On Tuesday, the Disney CEO said Marvel is going to decrease its volume to “probably about two TV series a year” and 2-3 movies annually.

“We’ve been working hard with the studio to reduce output and focus on quality,” Iger said on Disney’s fiscal second quarter (Q2) earnings call. “That’s particularly true with Marvel.”

“We’re slowly going to decrease volume and go to probably about two TV series a year instead of what had become four, and reduce our film output from maybe four a year to two— a maximum of three,” he continued.

Cool, so what you got? Iger said Marvel has “a couple of good films in [2025], and then we’re heading to more ‘Avengers,’ which we’re extremely excited about.”

He says “overall” he feels “really good” about the upcoming Marvel slate — and beyond.

“We’re gonna balance sequels with originals, particularly in animation,” Iger said. “We had gone through a period where our original films in animation, both Disney and Pixar, were dominating. We’re now swinging back a bit to lean on sequels.”

We’ll say you’ve swung back.

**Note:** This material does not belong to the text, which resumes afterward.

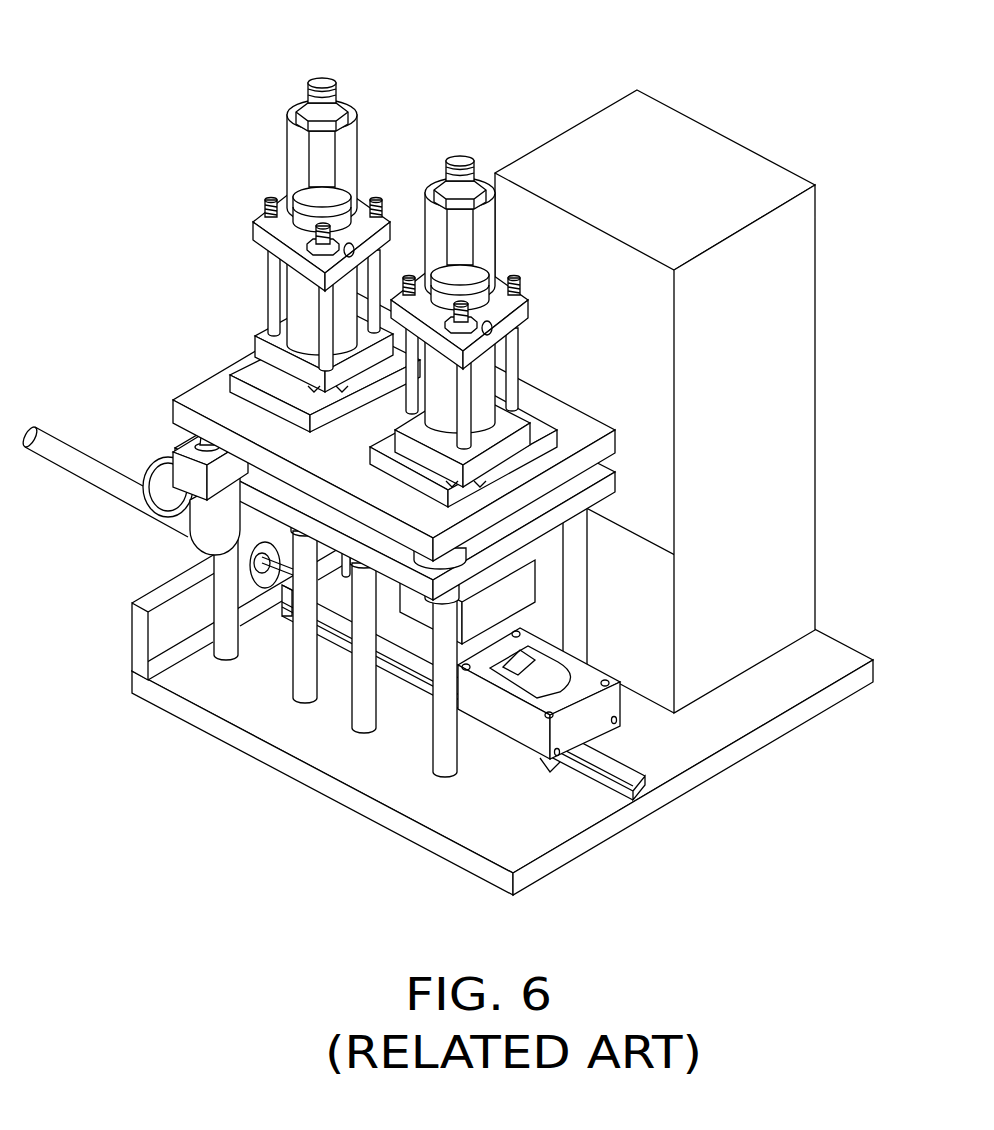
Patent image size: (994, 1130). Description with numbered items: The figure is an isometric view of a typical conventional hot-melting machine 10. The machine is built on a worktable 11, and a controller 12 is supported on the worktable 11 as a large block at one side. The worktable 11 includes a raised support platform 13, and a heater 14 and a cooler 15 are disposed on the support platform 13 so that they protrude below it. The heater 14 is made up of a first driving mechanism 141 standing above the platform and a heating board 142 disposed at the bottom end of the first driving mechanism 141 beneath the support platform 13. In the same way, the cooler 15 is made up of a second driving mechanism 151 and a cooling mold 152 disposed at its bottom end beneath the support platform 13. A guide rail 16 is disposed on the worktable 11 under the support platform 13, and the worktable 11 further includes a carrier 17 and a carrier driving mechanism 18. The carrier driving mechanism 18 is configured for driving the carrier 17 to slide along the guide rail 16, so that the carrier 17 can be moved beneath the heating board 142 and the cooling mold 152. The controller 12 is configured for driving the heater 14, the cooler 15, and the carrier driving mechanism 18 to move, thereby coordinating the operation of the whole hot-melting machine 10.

There is more “Toy Story” coming, more “Inside Out,” both a live-action and animated “Moana,” and a few more “Frozen” films, to name just a few sequels. “Inside Out 2,” which marks Pixar’s big comeback and has excellent early buzz, comes out in theaters on June 14, 2024.

“I just think that right now, given the competition and the overall movie marketplace, actually there’s a lot of value in the sequels obviously because they’re known and it takes less in terms of marketing,” Iger said.

For Marvel specifically, there is next year’s “Thunderbolts,” an original, as well as sequels for “Deadpool,” “The Avengers,” and “Captain America.”

 “It will just be a balance which we think is right,” Iger said.

Sure, but the balance that Iger seems to “think is right” is like 75 percent (or more) in favor of the sequels.

Disney revealed its fiscal Q2 earnings a few hours before the conference call. Financially, the company outperformed Wall Street’s expectations. It also added more Disney+ subscribers than was originally forecast, and turned a surprise profit from its entertainment-streaming business. All told, Disney lost $18 million from its direct-to-consumer business, which means sports pulled the rug out on overall streaming profitability. Iger maintains Disney+ itself will turn a profit in the summer quarter — for now, Hulu appears to be carrying that burden.